In a case of good news-bad news, the absence of any major human rights abuses means Where is mostly just a lot of people yelling at each other, which gets old after a while. We totally get everyone thinks Băsescu is a corrupt jerkweed, but there isn’t any “then what?” It’s just more chanting and arguing over trivial differences.

Băsescu may very well be a ragingly problematic president, but on paper he is considerably more interesting than the demonstrators demanding his head. In the 2004 presidential debate, he totally threw his opponent off stride with the rhetorical bombshell: “You know what Romania's greatest curse is right now? It’s that Romanians have to choose between two former Communist Party members.” That’s a real conversation ender.

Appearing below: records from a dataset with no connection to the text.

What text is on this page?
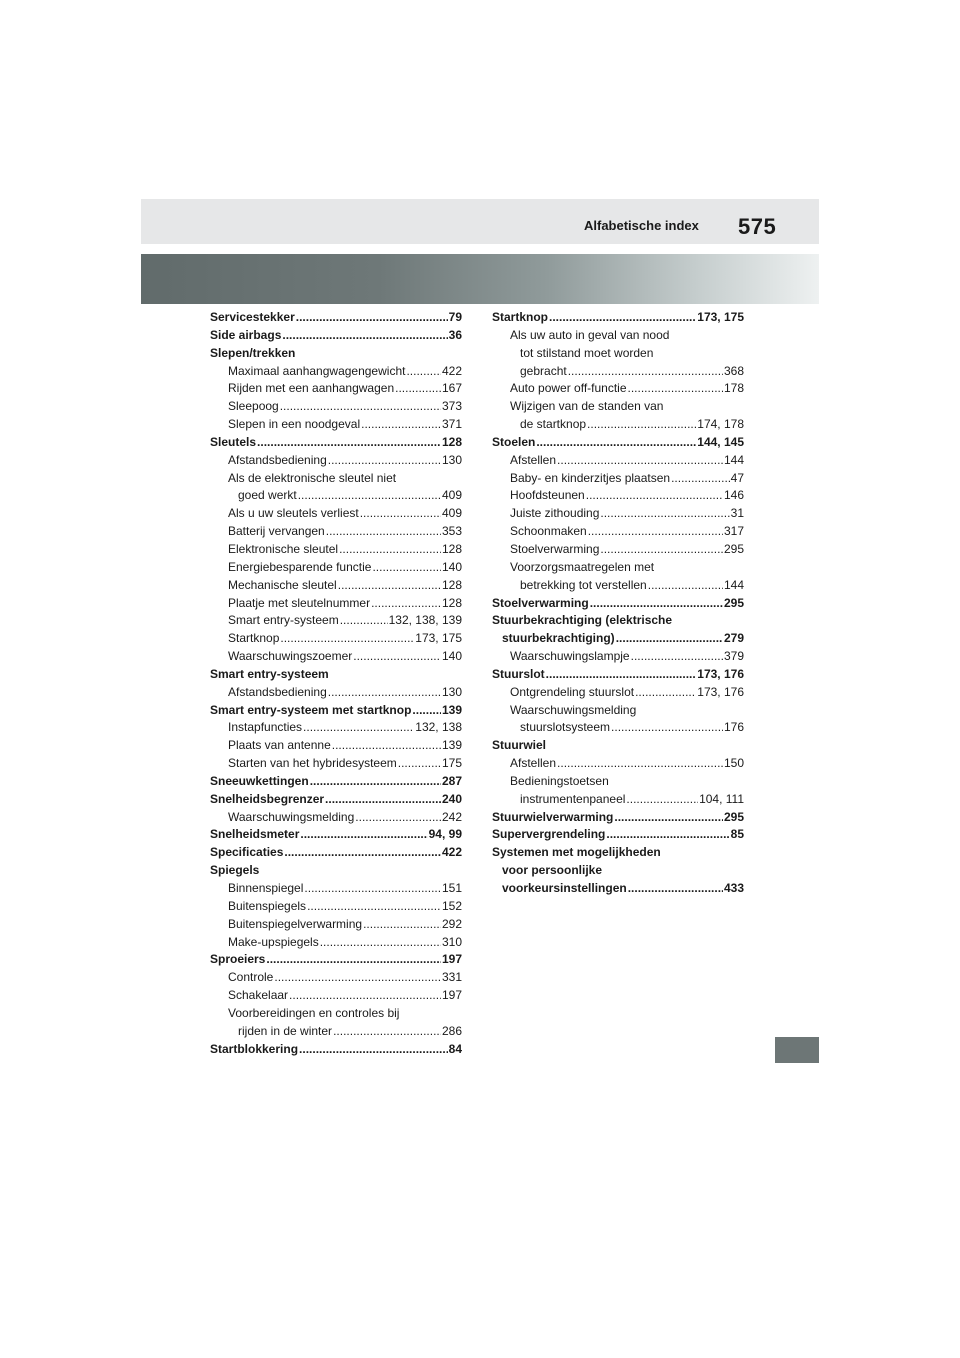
Alfabetische index 575
Servicestekker .....	79
Side airbags .....	36
Slepen/trekken
Maximaal aanhangwagengewicht .....	422
Rijden met een aanhangwagen .....	167
Sleepoog .....	373
Slepen in een noodgeval .....	371
Sleutels .....	128
Afstandsbediening .....	130
Als de elektronische sleutel niet
goed werkt .....	409
Als u uw sleutels verliest .....	409
Batterij vervangen .....	353
Elektronische sleutel .....	128
Energiebesparende functie .....	140
Mechanische sleutel .....	128
Plaatje met sleutelnummer .....	128
Smart entry-systeem .....	132, 138, 139
Startknop .....	173, 175
Waarschuwingszoemer .....	140
Smart entry-systeem
Afstandsbediening .....	130
Smart entry-systeem met startknop .....	139
Instapfuncties .....	132, 138
Plaats van antenne .....	139
Starten van het hybridesysteem .....	175
Sneeuwkettingen .....	287
Snelheidsbegrenzer .....	240
Waarschuwingsmelding .....	242
Snelheidsmeter .....	94, 99
Specificaties .....	422
Spiegels
Binnenspiegel .....	151
Buitenspiegels .....	152
Buitenspiegelverwarming .....	292
Make-upspiegels .....	310
Sproeiers .....	197
Controle .....	331
Schakelaar .....	197
Voorbereidingen en controles bij
rijden in de winter .....	286
Startblokkering .....	84
Startknop .....	173, 175
Als uw auto in geval van nood
tot stilstand moet worden
gebracht .....	368
Auto power off-functie .....	178
Wijzigen van de standen van
de startknop .....	174, 178
Stoelen .....	144, 145
Afstellen .....	144
Baby- en kinderzitjes plaatsen .....	47
Hoofdsteunen .....	146
Juiste zithouding .....	31
Schoonmaken .....	317
Stoelverwarming .....	295
Voorzorgsmaatregelen met
betrekking tot verstellen .....	144
Stoelverwarming .....	295
Stuurbekrachtiging (elektrische
stuurbekrachtiging) .....	279
Waarschuwingslampje .....	379
Stuurslot .....	173, 176
Ontgrendeling stuurslot .....	173, 176
Waarschuwingsmelding
stuurslotsysteem .....	176
Stuurwiel
Afstellen .....	150
Bedieningstoetsen
instrumentenpaneel .....	104, 111
Stuurwielverwarming .....	295
Supervergrendeling .....	85
Systemen met mogelijkheden
voor persoonlijke
voorkeursinstellingen .....	433
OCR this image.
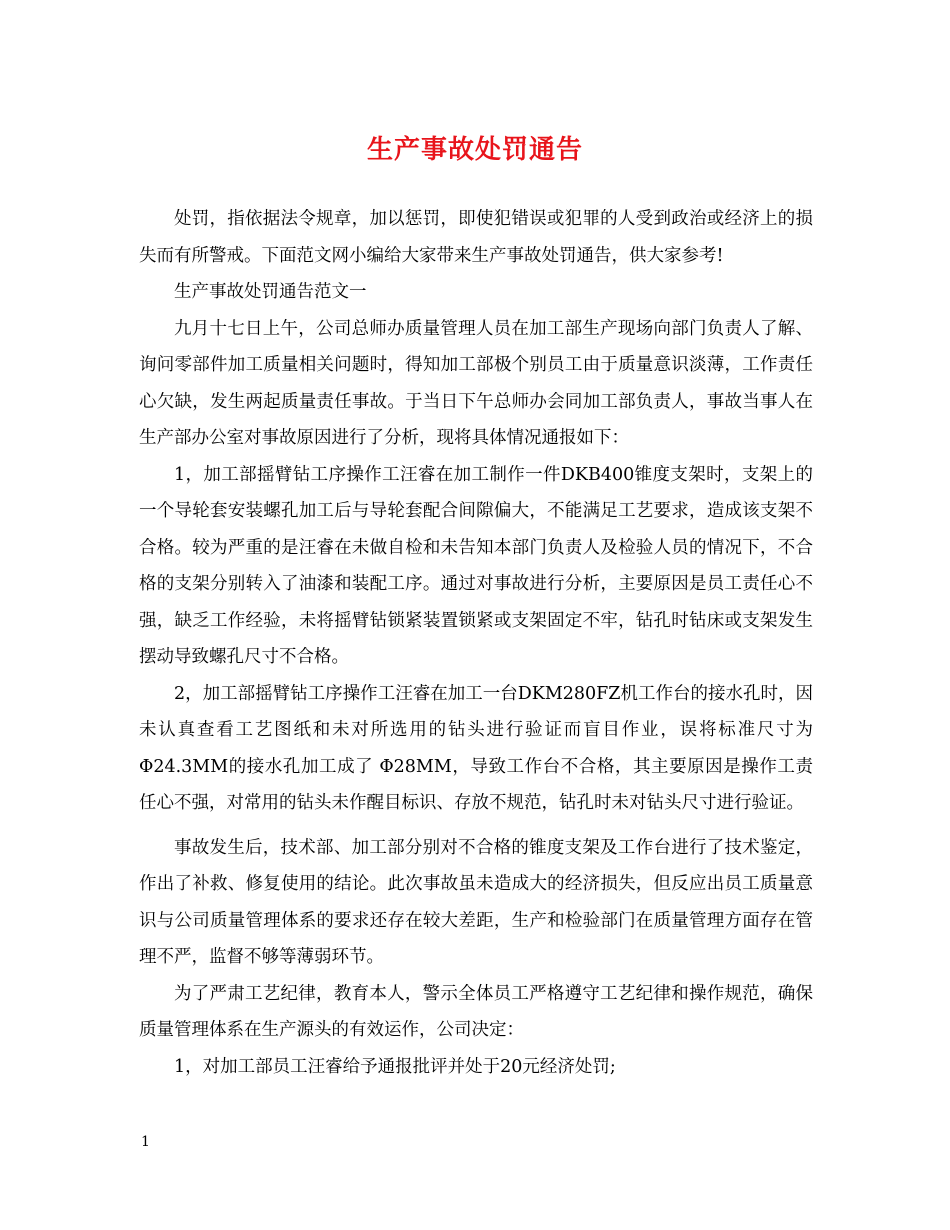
生产事故处罚通告

处罚，指依据法令规章，加以惩罚，即使犯错误或犯罪的人受到政治或经济上的损失而有所警戒。下面范文网小编给大家带来生产事故处罚通告，供大家参考!

生产事故处罚通告范文一

九月十七日上午，公司总师办质量管理人员在加工部生产现场向部门负责人了解、询问零部件加工质量相关问题时，得知加工部极个别员工由于质量意识淡薄，工作责任心欠缺，发生两起质量责任事故。于当日下午总师办会同加工部负责人，事故当事人在生产部办公室对事故原因进行了分析，现将具体情况通报如下：

1，加工部摇臂钻工序操作工汪睿在加工制作一件DKB400锥度支架时，支架上的一个导轮套安装螺孔加工后与导轮套配合间隙偏大，不能满足工艺要求，造成该支架不合格。较为严重的是汪睿在未做自检和未告知本部门负责人及检验人员的情况下，不合格的支架分别转入了油漆和装配工序。通过对事故进行分析，主要原因是员工责任心不强，缺乏工作经验，未将摇臂钻锁紧装置锁紧或支架固定不牢，钻孔时钻床或支架发生摆动导致螺孔尺寸不合格。

2，加工部摇臂钻工序操作工汪睿在加工一台DKM280FZ机工作台的接水孔时，因未认真查看工艺图纸和未对所选用的钻头进行验证而盲目作业，误将标准尺寸为Φ24.3MM的接水孔加工成了 Φ28MM，导致工作台不合格，其主要原因是操作工责任心不强，对常用的钻头未作醒目标识、存放不规范，钻孔时未对钻头尺寸进行验证。

事故发生后，技术部、加工部分别对不合格的锥度支架及工作台进行了技术鉴定，作出了补救、修复使用的结论。此次事故虽未造成大的经济损失，但反应出员工质量意识与公司质量管理体系的要求还存在较大差距，生产和检验部门在质量管理方面存在管理不严，监督不够等薄弱环节。

为了严肃工艺纪律，教育本人，警示全体员工严格遵守工艺纪律和操作规范，确保质量管理体系在生产源头的有效运作，公司决定：

1，对加工部员工汪睿给予通报批评并处于20元经济处罚;

1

You can tell just from a little peak that Romanian politics is a fascinating, rough-and-tumble world. However, we’re already dealing with a glut of Arab Spring protest docs, where the stakes are even higher. Petri talks with many pleasantly eccentric protestors, who actually make Romania look like an infinitely more inviting country to visit, but as cinema it overstays its welcome. Where is certainly earnest and well-intentioned, but Andrei Gruzsniczki’s Quod Erat Demandstrandum and Maya Vitkova’s Viktoria are the can’t-miss films at this year’s festival. For those looking for a protest fix nonetheless, Where Are You Bucharest? screens this Saturday (12/6) and Monday (12/8) at the Walter Reade Theater, as part of Making Wave: New Romanian Cinema.